Extending inclusion dependencies with conditions

  • Authors:
  • Shuai Ma;Wenfei Fan;Loreto Bravo

  • Affiliations:
  • SKLSDE Lab, Beihang University, China;SKLSDE Lab, Beihang University, China and University of Edinburgh, UK;University of Concepcion, Chile

  • Venue:
  • Theoretical Computer Science
  • Year:
  • 2014

Quantified Score

Hi-index 5.23

Visualization

Abstract

This paper introduces a class of conditional inclusion dependencies (CINDs), which extends inclusion dependencies (INDs) by enforcing patterns of semantically related data values. We show that CINDs are useful not only in data cleaning, but also in contextual schema matching. We give a full treatment of the static analysis of CINDs, and show that CINDs retain most desired properties of traditional INDs: (a) CINDs are always satisfiable; (b) CINDs are finitely axiomatizable, i.e., there exists a sound and complete inference system for the implication analysis of CINDs; and (c) the implication problem for CINDs has the same complexity as its traditional counterpart, namely, PSPACE-complete, in the absence of attributes with a finite domain; but it is EXPTIME-complete in the general setting.
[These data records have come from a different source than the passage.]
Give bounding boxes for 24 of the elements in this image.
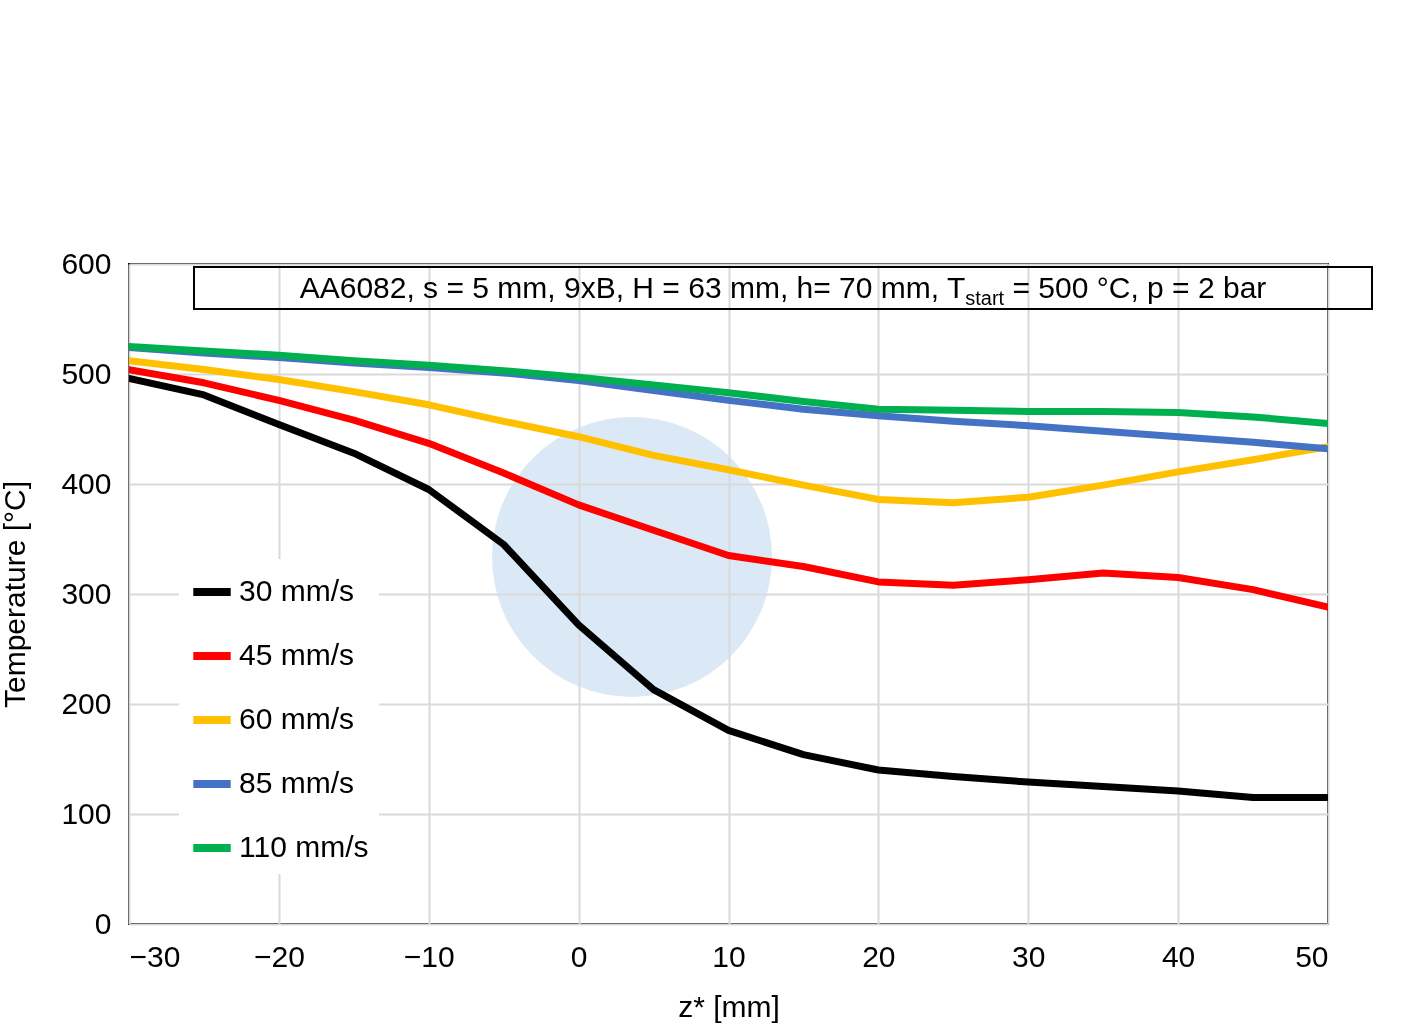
x-tick-label: 40 (1161, 939, 1196, 973)
y-tick-label: 400 (61, 466, 112, 500)
y-tick-label: 100 (61, 796, 112, 830)
y-tick-label: 300 (61, 576, 112, 610)
y-tick-label: 600 (61, 246, 112, 280)
x-tick-label: −20 (253, 939, 305, 973)
y-axis-title: Temperature [°C] (0, 480, 32, 709)
x-axis-title: z* [mm] (678, 989, 780, 1023)
legend-label: 30 mm/s (239, 574, 355, 607)
legend-label: 60 mm/s (239, 702, 355, 735)
y-tick-label: 500 (61, 356, 112, 390)
x-tick-label: 20 (862, 939, 896, 973)
legend-label: 110 mm/s (239, 830, 369, 863)
x-tick-label: −10 (403, 939, 455, 973)
x-tick-label: 10 (712, 939, 746, 973)
legend-label: 85 mm/s (239, 766, 355, 799)
y-tick-label: 0 (94, 906, 112, 940)
x-tick-label: 30 (1012, 939, 1046, 973)
x-tick-label: 50 (1295, 939, 1329, 973)
annotation: AA6082, s = 5 mm, 9xB, H = 63 mm, h= 70 mm, T$_{start}$ = 500 °C, p = 2 bar (193, 266, 1373, 310)
x-tick-label: 0 (570, 939, 588, 973)
legend-label: 45 mm/s (239, 638, 355, 671)
y-tick-label: 200 (61, 686, 112, 720)
x-tick-label: −30 (129, 939, 181, 973)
In addition, we investigate the interaction between CINDs and conditional functional dependencies (CFDs), as well as two practical fragments of CINDs, namely acyclic CINDs and unary CINDs. We show the following: (d) the satisfiability problem for the combination of CINDs and CFDs becomes undecidable, even in the absence of finite-domain attributes; (e) in the absence of finite-domain attributes, the implication problem for acyclic CINDs and for unary CINDs retains the same complexity as its traditional counterpart, namely, NP-complete and PTIME, respectively; but in the general setting, it becomes PSPACE-complete and coNP-complete, respectively; and (f) the implication problem for acyclic unary CINDs remains in PTIME in the absence of finite-domain attributes and coNP-complete in the general setting.